Asked about potential deals, Gleerup said: “We don’t specify what the opportunities are. We are just saying that we want to be ready to harvest these opportunities.
“I think one of the big differences in the company today and the company five years ago is that today we are being approached with a lot of different opportunities from various parts of the value chain.
“And I think we spend a fair amount of time on evaluating whether it’s good for capital or not.
“But of course if something is good enough to do, then … we are open for continued development of the company, whether that’s a vertical or horizontal expansion.”
And Gleerup said: “Just because you have the opportunity to do something, you shouldn’t always do it.
“We really want to remain known as good custodians of capital, so we take it incredibly seriously when someone invests their money in our company.

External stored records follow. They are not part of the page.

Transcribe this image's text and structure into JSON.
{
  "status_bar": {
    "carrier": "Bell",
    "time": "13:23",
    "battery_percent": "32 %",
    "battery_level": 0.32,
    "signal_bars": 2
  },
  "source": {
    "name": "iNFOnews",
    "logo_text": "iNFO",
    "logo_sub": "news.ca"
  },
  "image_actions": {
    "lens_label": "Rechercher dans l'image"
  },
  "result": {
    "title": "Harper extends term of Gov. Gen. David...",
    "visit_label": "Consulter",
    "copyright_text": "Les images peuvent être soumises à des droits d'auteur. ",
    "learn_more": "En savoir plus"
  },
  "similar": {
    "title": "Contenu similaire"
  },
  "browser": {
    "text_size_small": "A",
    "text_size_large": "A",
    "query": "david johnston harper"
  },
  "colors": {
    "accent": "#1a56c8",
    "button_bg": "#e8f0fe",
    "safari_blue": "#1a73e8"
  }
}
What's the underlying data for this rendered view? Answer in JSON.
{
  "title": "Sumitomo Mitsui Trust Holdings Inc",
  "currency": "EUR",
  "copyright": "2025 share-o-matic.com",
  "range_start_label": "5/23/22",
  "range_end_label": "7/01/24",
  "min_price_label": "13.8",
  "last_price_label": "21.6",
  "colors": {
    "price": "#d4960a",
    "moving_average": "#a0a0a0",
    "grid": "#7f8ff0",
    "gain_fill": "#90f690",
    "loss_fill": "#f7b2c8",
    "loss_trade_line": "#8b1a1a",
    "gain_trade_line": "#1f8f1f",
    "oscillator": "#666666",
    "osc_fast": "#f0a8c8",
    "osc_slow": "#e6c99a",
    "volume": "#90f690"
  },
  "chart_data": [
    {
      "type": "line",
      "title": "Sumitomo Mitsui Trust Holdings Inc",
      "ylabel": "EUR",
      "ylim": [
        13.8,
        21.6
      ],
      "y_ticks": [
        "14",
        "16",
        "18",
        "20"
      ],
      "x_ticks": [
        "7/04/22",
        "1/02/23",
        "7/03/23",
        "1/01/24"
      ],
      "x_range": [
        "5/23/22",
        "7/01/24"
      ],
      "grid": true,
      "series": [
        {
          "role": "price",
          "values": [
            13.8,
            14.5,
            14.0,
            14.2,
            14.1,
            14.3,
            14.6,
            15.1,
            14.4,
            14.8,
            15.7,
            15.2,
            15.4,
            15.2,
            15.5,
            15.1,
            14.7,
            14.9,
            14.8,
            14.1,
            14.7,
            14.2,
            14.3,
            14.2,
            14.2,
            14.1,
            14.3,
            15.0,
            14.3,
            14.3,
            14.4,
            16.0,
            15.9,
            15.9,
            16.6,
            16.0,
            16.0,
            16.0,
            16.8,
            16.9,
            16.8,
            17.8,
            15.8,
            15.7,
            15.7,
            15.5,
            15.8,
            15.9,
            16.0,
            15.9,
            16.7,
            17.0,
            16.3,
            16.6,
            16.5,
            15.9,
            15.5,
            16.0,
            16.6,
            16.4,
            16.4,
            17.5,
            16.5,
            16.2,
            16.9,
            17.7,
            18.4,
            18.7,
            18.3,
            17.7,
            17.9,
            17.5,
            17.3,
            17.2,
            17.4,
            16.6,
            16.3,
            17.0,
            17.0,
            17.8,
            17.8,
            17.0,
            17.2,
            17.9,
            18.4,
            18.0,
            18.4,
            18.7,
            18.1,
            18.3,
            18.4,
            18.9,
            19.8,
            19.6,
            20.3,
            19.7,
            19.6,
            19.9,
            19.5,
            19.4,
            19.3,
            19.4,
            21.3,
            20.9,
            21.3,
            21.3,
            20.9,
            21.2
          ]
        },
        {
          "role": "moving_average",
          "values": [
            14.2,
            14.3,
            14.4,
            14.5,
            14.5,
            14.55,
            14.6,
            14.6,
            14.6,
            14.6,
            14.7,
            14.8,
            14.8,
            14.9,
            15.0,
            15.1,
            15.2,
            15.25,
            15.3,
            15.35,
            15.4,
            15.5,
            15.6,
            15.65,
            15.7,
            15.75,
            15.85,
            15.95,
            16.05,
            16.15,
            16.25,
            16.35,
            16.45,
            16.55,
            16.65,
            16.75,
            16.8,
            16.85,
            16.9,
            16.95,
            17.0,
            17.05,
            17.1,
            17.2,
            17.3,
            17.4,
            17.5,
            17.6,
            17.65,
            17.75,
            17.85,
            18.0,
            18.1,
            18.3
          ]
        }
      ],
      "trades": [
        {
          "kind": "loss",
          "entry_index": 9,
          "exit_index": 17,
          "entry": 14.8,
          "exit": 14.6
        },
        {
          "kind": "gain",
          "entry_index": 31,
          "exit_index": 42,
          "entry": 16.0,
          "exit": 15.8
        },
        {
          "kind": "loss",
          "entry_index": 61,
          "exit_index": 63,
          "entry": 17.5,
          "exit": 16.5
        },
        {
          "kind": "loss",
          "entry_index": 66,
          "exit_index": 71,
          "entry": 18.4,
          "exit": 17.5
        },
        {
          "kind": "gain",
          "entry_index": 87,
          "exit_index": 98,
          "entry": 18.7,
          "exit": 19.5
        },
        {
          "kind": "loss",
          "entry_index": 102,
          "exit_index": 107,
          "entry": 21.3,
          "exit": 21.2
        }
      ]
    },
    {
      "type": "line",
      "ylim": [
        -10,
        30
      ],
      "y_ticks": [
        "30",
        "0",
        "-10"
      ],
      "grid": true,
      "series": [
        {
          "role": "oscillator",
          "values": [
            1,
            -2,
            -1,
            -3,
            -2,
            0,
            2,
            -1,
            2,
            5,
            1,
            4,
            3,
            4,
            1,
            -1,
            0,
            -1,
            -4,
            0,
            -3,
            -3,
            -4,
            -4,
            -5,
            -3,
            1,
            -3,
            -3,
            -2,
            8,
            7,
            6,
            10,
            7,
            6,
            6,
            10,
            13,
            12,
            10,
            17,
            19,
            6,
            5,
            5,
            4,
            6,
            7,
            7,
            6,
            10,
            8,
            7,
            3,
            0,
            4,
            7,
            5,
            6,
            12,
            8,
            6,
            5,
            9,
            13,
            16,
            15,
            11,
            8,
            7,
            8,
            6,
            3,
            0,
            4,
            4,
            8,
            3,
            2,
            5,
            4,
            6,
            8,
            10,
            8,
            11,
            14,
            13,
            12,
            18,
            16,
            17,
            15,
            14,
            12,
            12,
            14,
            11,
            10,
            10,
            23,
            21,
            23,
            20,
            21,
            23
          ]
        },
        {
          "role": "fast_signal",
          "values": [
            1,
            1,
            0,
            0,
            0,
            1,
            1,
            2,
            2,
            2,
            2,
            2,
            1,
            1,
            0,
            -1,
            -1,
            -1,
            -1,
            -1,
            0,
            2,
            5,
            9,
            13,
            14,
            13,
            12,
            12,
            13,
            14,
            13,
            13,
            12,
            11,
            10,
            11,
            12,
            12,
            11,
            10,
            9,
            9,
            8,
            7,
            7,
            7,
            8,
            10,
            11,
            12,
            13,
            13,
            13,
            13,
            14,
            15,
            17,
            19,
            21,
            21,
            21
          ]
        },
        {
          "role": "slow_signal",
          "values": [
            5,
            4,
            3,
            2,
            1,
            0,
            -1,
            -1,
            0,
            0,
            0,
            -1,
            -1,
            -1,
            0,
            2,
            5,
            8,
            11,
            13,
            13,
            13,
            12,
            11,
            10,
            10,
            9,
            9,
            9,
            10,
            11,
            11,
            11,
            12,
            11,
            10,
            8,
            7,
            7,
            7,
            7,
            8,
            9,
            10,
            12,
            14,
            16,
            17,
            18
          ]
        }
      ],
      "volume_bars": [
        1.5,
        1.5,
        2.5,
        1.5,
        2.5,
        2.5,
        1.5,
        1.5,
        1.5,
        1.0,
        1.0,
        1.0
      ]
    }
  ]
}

“And that’s why, just because we have an opportunity to do something doesn’t mean we decide to do it.
“It has to still fit the bill. And the board of course keeps us reminded of that.”
Cadeler’s charter backlog is growing, but results were dragged down by dry-dockings in the second quarter.
Earnings to rise again
The orderbook increased to a record €1.925bn at the end of the first half, while net profit plunged to €153,000 from €30m in 2023.
However, Gleerup said: “I think that it is a totally different situation in the second half than it was in the first half.
“We don’t discuss day rates so much because I don’t think it’s the best metric to look at the industry with, because we rarely contract in day rates.
“But I think we have been seeing that there are clients that are willing to put value on contractors that can help them over a longer term and also with a certain redundancy in their set-up.”
He is also content with the fleet size.
“I think we have progressed according to our plans and we ordered one additional A-class vessel in May, and we believe that that was the right decision for our clients,” he told TradeWinds.
“We think that we are in a good position to support our clients. That has really been the fundamental underlying principle of how we have grown the fleet.
“We have discussed with our clients what they need from us and tried to build a company that can deliver on those requirements.”
Operations have expanded beyond Europe into Asia and the US.
“That’s of course a huge development from just a couple of years back where we were only working in Europe and we were working with two vessels,” the CEO said.
“Now we are preparing to work with 11 vessels and we are working in all major regions in the world.”
No plans to diversify vessel base
Asked about moving into other offshore vessel types, he responded: “At the moment that’s not the plan. We are focusing on what we think is our true core, being the slightly more complex part of the value chain.
“That to us is the T&I [transport and installation] part of the value chain.
“Although we are also engaging with clients on some parts of the operations and maintenance, especially surrounding the major component exchanges.”
Gleerup said the company’s results were positively received by analysts.
“I think the key takeaway, apart from our financial performance, is the fact that we have built the first new vessel on time and budget.”